While large-scale sequencing efforts have focused on the mutational landscape of the coding genome, the vast majority of cancer-associated variants lie within non-coding regions. In the context of tumor progression, these regions may harbor key regulatory drivers, yet an integrated method to discover and interrogate functional regions remains unexplored. In chapter 1, we present an integrative computational and experimental framework to identify recurrently mutated non-coding regulatory regions that drive tumor progression.
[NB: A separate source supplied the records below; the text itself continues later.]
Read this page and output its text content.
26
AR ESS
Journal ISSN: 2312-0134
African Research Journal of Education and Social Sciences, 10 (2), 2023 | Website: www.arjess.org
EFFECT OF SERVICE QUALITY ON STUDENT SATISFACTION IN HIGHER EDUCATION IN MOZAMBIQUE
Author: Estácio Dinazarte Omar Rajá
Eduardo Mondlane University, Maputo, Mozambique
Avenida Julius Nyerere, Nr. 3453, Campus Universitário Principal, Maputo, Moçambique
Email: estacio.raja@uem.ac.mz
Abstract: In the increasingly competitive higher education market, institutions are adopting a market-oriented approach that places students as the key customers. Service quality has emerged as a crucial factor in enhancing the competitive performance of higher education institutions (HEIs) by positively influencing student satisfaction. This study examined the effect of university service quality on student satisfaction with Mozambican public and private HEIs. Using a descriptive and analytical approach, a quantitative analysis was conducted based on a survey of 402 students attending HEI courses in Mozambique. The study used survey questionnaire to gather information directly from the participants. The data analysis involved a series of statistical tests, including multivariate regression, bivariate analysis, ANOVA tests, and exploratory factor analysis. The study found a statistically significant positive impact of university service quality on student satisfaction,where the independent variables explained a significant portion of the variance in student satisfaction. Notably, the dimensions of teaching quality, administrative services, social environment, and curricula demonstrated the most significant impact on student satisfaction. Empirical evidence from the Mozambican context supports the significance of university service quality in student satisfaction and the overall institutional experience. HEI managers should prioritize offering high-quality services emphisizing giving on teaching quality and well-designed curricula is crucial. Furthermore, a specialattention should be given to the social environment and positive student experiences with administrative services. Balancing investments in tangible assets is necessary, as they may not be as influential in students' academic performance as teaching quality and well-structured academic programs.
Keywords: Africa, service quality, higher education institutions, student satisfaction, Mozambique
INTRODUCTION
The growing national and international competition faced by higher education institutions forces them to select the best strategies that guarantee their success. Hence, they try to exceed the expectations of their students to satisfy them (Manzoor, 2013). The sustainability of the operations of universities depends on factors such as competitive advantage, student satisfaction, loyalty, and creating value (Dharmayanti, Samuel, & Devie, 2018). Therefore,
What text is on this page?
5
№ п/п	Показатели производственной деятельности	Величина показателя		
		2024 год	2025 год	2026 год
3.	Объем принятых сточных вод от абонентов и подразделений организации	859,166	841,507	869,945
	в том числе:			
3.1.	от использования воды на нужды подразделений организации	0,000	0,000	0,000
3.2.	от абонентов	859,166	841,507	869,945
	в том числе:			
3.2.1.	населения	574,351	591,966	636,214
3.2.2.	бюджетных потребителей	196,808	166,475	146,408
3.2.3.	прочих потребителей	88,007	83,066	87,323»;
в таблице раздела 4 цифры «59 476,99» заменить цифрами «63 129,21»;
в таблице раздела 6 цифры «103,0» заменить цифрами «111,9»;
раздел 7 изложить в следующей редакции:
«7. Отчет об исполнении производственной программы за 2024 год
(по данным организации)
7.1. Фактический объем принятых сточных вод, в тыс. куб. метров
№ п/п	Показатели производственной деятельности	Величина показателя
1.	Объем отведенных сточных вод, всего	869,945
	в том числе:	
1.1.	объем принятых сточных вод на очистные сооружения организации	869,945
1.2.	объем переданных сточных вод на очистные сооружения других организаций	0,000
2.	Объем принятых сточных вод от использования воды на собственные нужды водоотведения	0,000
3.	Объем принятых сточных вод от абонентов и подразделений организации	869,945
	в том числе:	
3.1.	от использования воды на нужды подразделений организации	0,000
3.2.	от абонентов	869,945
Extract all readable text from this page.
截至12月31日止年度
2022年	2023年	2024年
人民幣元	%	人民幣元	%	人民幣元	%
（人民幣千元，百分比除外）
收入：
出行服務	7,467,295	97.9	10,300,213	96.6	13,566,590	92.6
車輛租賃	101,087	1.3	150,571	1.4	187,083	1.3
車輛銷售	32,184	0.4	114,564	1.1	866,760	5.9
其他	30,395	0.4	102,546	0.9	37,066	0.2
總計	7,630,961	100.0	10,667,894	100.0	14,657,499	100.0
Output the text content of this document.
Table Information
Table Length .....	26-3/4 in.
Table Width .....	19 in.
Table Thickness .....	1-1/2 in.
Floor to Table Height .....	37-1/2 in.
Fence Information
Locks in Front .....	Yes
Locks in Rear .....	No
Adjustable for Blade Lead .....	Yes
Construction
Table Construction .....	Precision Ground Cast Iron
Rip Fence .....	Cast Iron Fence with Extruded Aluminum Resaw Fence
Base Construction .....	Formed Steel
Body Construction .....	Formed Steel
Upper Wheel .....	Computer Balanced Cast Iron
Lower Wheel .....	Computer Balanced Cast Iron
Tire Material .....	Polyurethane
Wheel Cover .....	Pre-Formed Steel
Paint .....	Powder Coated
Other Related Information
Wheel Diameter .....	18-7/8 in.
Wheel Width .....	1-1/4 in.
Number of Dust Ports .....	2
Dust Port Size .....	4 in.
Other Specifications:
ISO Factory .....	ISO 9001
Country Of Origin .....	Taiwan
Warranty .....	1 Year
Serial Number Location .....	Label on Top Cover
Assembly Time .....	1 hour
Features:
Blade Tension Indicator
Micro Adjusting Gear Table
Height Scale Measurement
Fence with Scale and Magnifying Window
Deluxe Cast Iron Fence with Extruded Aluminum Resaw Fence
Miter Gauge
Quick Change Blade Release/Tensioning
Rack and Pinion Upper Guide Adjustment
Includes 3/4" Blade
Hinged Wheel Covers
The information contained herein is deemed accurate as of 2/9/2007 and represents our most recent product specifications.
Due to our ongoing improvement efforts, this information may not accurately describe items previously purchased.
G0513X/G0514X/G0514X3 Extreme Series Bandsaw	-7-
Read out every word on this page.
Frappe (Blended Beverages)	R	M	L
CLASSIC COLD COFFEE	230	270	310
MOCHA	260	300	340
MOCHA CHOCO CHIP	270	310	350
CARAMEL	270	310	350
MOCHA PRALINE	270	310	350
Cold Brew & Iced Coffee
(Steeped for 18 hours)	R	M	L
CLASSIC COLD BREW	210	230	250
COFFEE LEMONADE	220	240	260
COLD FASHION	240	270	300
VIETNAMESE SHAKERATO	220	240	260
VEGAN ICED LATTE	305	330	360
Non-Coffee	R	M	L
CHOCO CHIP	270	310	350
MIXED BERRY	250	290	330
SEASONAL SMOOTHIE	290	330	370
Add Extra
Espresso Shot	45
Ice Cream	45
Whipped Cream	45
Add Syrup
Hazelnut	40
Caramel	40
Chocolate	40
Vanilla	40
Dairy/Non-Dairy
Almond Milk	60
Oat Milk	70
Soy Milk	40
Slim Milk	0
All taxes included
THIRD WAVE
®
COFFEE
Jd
Applying this framework to sequencing data from a large prostate cancer patient cohort revealed a large set of candidate drivers. We use (i) in silico analyses, (ii) massively parallel reporter assays, and (iii) in vivo CRISPR interference screens to systematically validate mCRPC drivers. One found enhancer region, GH22I030351, acts on a bidirectional promoter to simultaneously modulate expression of U2-associated splicing factor SF3A1 and chromosomal protein CCDC157. SF3A1 and CCDC157 promote tumor growth in vivo. We nominate a number of transcription factors, notably SOX6, to regulate expression of SF3A1 and CCDC157. Our integrative approach enables the systematic detection of non-coding regulatory regions that drive human cancers. Outside of cis-acting genomic regulatory elements that can play a driving role in driving cancer, the broad reprogramming of the cancer genome leads to the emergence of molecules that are specific to the cancer state. We previously described orphan non-coding RNAs (oncRNAs) as a class of cancer-specific small RNAs with the potential to play functional roles in breast cancer.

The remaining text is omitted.